Youth Services Bureau breaks ground for new Trades Training Centre, offering skills training for at-risk youth
OTTAWA, SEPTEMBER 24, 2014: Today Minister Tracy MacCharles, Minister of Children and Youth Services, announced that a new Trades Training Centre is being built at the Youth Services Bureau’s (YSB) William E. Hay Centre. The new centre will train youth currently involved in the youth justice system, as well those who are at risk of becoming further involved. Youth will be provided training in the much-needed skills of carpentry, small engine repair, welding, metal work, electrical, drywall, and framing.
“We’re extremely proud to be a part of this project,” said Scott Lawrence of CGI and Board member of YSB’s Charitable Foundation. “This approach is win-win: we are helping young offenders learn skills and build confidence, while at the same time addressing the chronic labour shortage in the skilled trades.”

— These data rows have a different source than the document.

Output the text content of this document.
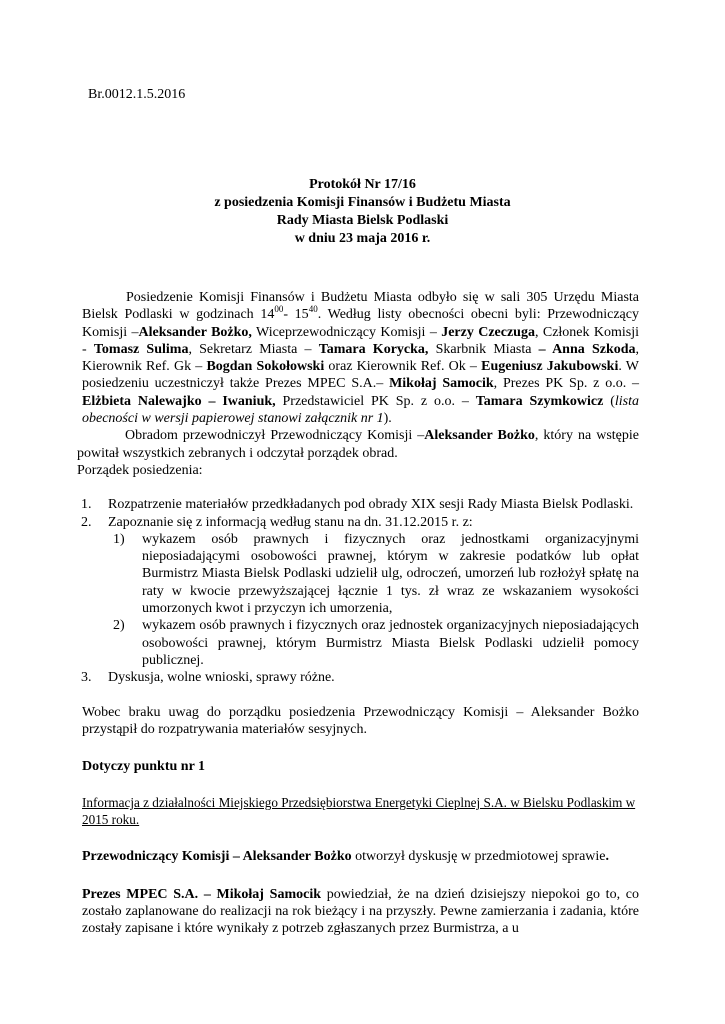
Br.0012.1.5.2016
Protokół Nr 17/16
z posiedzenia Komisji Finansów i Budżetu Miasta
Rady Miasta Bielsk Podlaski
w dniu 23 maja 2016 r.

Posiedzenie Komisji Finansów i Budżetu Miasta odbyło się w sali 305 Urzędu Miasta Bielsk Podlaski w godzinach $14^{00}-$ $15^{40}$. Według listy obecności obecni byli: Przewodniczący Komisji –Aleksander Bożko, Wiceprzewodniczący Komisji – Jerzy Czeczuga, Członek Komisji - Tomasz Sulima, Sekretarz Miasta – Tamara Korycka, Skarbnik Miasta – Anna Szkoda, Kierownik Ref. Gk – Bogdan Sokołowski oraz Kierownik Ref. Ok – Eugeniusz Jakubowski. W posiedzeniu uczestniczył także Prezes MPEC S.A.– Mikołaj Samocik, Prezes PK Sp. z o.o. – Elżbieta Nalewajko – Iwaniuk, Przedstawiciel PK Sp. z o.o. – Tamara Szymkowicz (lista obecności w wersji papierowej stanowi załącznik nr 1).

Obradom przewodniczył Przewodniczący Komisji –Aleksander Bożko, który na wstępie powitał wszystkich zebranych i odczytał porządek obrad.

Porządek posiedzenia:

1. Rozpatrzenie materiałów przedkładanych pod obrady XIX sesji Rady Miasta Bielsk Podlaski.
2. Zapoznanie się z informacją według stanu na dn. 31.12.2015 r. z:
1) wykazem osób prawnych i fizycznych oraz jednostkami organizacyjnymi nieposiadającymi osobowości prawnej, którym w zakresie podatków lub opłat Burmistrz Miasta Bielsk Podlaski udzielił ulg, odroczeń, umorzeń lub rozłożył spłatę na raty w kwocie przewyższającej łącznie 1 tys. zł wraz ze wskazaniem wysokości umorzonych kwot i przyczyn ich umorzenia,
2) wykazem osób prawnych i fizycznych oraz jednostek organizacyjnych nieposiadających osobowości prawnej, którym Burmistrz Miasta Bielsk Podlaski udzielił pomocy publicznej.
3. Dyskusja, wolne wnioski, sprawy różne.

Wobec braku uwag do porządku posiedzenia Przewodniczący Komisji – Aleksander Bożko przystąpił do rozpatrywania materiałów sesyjnych.

Dotyczy punktu nr 1

Informacja z działalności Miejskiego Przedsiębiorstwa Energetyki Cieplnej S.A. w Bielsku Podlaskim w 2015 roku.

Przewodniczący Komisji – Aleksander Bożko otworzył dyskusję w przedmiotowej sprawie.

Prezes MPEC S.A. – Mikołaj Samocik powiedział, że na dzień dzisiejszy niepokoi go to, co zostało zaplanowane do realizacji na rok bieżący i na przyszły. Pewne zamierzania i zadania, które zostały zapisane i które wynikały z potrzeb zgłaszanych przez Burmistrza, a u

The Trades Training Centre will provide state-of-the-art training and skills development in the trades for youth in custody as well as at-risk youth in the Ottawa area. The centre will benefit the commercial and residential construction and retail industries, which are plagued by a well-documented labour shortage.
“Young people in custody need a meaningful future when their sentence is done,” said Gord Boyd, Director of Youth Justice with YSB. “They want and need training and skills, and the lifetime of opportunity that follows. Once they leave here, we don’t want them coming back.” This centre will greatly expand a skills training program already running at the William E. Hay Centre.
The Trades Training Centre will have the capacity to provide up to 300 youth a year with education, mentorship, and training. In addition to youth in custody at the William E. Hay, the centre will also be open to other at-risk youth, including those on probation and in diversion programs in the Ottawa area.
“Those of us in law enforcement have seen exactly what learning a skill or trade means to a young person short on opportunity,” noted Staff Sgt. Mark Patterson of the Ottawa Police Service. “Youth at risk can turn to gangs and guns, or they can pick up a hard hat and get to work. I know which option they’d prefer.”
The William E. Hay Centre, a 40-bed residential facility serving male youth in secure detention and custody, provides educational options and life skills to give youth the knowledge and skills they will need throughout their lives.